Schartz: Landräte entlarven Wählertäuschung der Landesregierung

04.03.2016
Pressemitteilung

Viele Äußerungen der Ministerpräsidentin halten der Überprüfung nicht stand. Zu diesem Ergebnis kommt eine Nachfrage der CDU bei vielen Landräten.

Dies gelte für schlicht wahrheitswidrige Behauptungen von Frau Dreyer zur Breitbandversorgung, zur Bildungspolitik und zur inneren Sicherheit. Besonders eklatant klafften Realität und Realitätsverlust beim Flüchtlingsthema auseinander. Dazu erklärte Günther Schartz, Mitglied im CDU-Kompetenzteam und Landrat Trier-Saarburg heute:

„Nach den mir vorliegenden Zahlen müssen wir von derzeit rund 10.000 Migranten im Land ausgehen, die nicht registriert sind. Je nach Landkreis schwanken die aktuellen Werte zwischen 350 und über 800. Frau Dreyer weiß das natürlich und behauptet trotzdem das Gegenteil. Wahlkampf hin oder her - das ist einer Ministerpräsidentin nicht würdig. Die Menschen erwarten Wahrhaftigkeit von ihr.“

Es gibt den Drehtüreffekt

Günther Schartz griff auch die Behauptung von Frau Dreyer im SWR Fernsehduell auf, wonach es den sogenannten Drehtüreffekt nicht gäbe. Dabei geht es um freiwillig ausgereiste Migranten, die ohne Sperrvermerk wiederholt ins Land kommen - in der Regel nicht, um zu bleiben, sondern um mehrfach von falschen Anreizen zu profitieren:

„Jeder Landrat, jede kommunale Ausländerbehörde bestätigt diesen Effekt. Vermerke der Landesregierung zu diesen sogenannten Asylfolgeanträgen weisen in dieselbe Richtung.

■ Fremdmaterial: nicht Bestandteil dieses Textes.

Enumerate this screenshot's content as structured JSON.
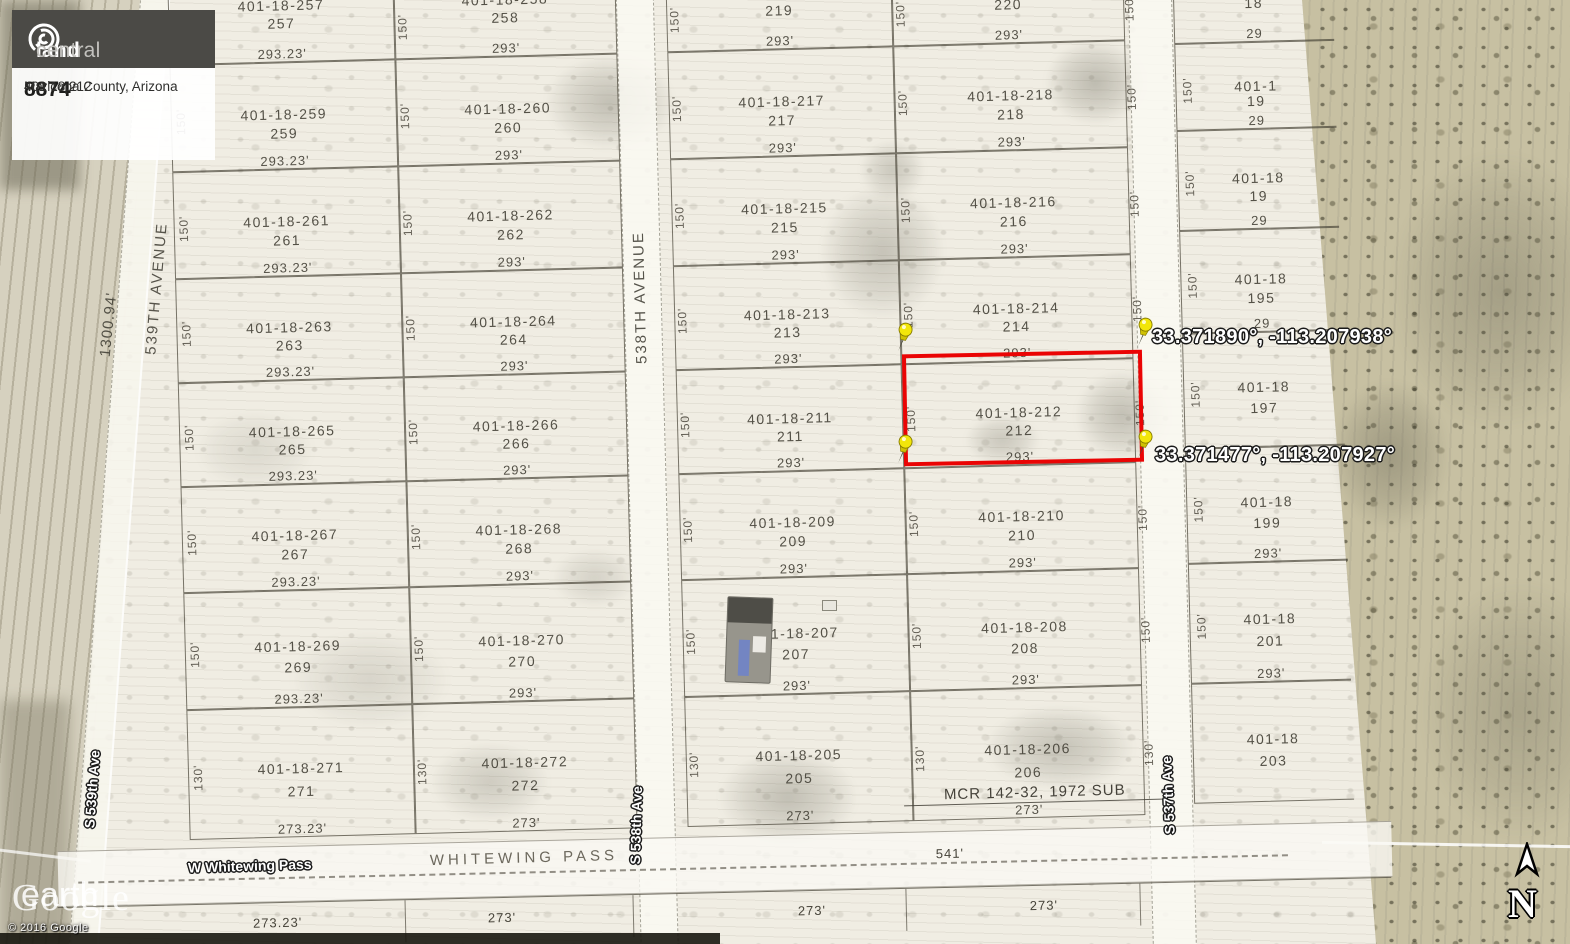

Wenn Frau Dreyer nun behauptet, dafür existierten keine Belege, ist sie entweder ahnungslos oder auch hier bewusst fern der Wahrheit unterwegs. Wenn es überhaupt einen Rückgang der Wiedereinreise gibt, dann nur aus einem Grund, nämlich wegen der Ausweisung des Westbalkans zu sicheren Herkunftsländern. Dem hat sich rot-grün lange widersetzt und tut es in Bezug auf die Maghrebstaaten ja noch immer.“

Kein enger Austausch mit Kommunen

Schartz bestritt auch den von der Landesregierung behaupteten engen Austausch mit den Kommunen zur Flüchtlingspolitik: „Da gab es Gespräche in der Staatskanzlei, bei denen aber nichts entschieden wurde. Zusammenarbeit sieht anders aus. Zum Beispiel wurden wir nie darüber informiert, daß das Land einseitig den Ausbau der Erstaufnahmeeinrichtungen (AFA) stoppt“, so Landrat Günther Schartz.

„Wir wären dem dann entschieden entgegen getreten. Der Landkreistag Rheinland-Pfalz hat gerade in seiner jüngsten Sitzung nochmals deutlich gemacht, dass das Ziel bleiben müsse, die Flüchtlinge bis zu sechs Monaten in den AFAs zu behalten, wie das Land es mit dem Bund vereinbart hatte. Abstimmung mit den Kommunen sieht anders aus“, so Schartz.

Die Informationen kämen nach wie vor unkoordiniert. Der Innenminister habe sich in seiner Eigenschaft als Kommunalminister bisher noch gar nicht in der Flüchtlingsfrage geäußert. „Insofern stehen die Kommunen nach wie vor allein da“, so Schartz abschließend.